Obama is running slightly ahead of Romney in most polls. But Democrats are pulling out all stops, including the announcement that former President Bill Clinton, still extremely popular among blacks, will introduce President Obama at the Democratic National Convention in Charlotte.

Meanwhile, as Ryan’s introduction has apparently revved up the Romney campaign and his conservative Republican base, President Obama is strategically hammering his successes in contrast with Romney's views: “And when we saved the auto industry, Mr. Romney said, let’s ‘let Detroit go bankrupt.’ I said let’s bet on American workers. And now the American auto industry has come roaring back. And I believe that manufacturing can come roaring back here in America if we make good choices,” the President said in a private campaign event in Chicago on Sunday, Aug. 12.
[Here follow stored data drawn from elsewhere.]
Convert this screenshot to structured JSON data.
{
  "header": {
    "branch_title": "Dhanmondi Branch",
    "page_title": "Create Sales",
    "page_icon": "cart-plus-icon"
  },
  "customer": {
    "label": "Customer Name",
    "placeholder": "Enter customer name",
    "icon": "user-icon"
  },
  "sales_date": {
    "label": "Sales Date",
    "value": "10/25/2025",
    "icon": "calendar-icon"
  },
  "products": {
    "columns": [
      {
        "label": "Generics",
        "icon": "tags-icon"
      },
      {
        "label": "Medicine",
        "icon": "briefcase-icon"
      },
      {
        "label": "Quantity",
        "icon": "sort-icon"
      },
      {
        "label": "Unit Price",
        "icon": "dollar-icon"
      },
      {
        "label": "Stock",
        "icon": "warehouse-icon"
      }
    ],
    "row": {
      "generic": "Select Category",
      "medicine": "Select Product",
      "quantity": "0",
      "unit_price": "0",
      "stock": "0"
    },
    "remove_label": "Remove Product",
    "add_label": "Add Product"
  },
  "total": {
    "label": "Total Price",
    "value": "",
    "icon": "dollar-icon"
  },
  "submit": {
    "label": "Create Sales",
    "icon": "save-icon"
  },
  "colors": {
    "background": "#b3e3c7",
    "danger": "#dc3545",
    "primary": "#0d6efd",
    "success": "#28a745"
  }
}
Obama continued, “Mr. Romney says, ‘my top priority --- the first thing I’ll do is kill Obamacare.’ Well, let me say this. We’ve got 6.5 million young people already who have got health insurance on their parent’s plan because of Obamacare. Seniors are paying lower prescription drug costs now because of Obamacare. Children with preexisting conditions can’t be refused insurance because of Obamacare. And soon, all adults will be able to get health insurance even if they’ve got a preexisting condition, because of Obamacare. We’ve got preventive care for everybody. Insurances can’t drop you. And women are having more control over their health care choices. That was the right thing to do. We’re not going backwards. We’re going forward.”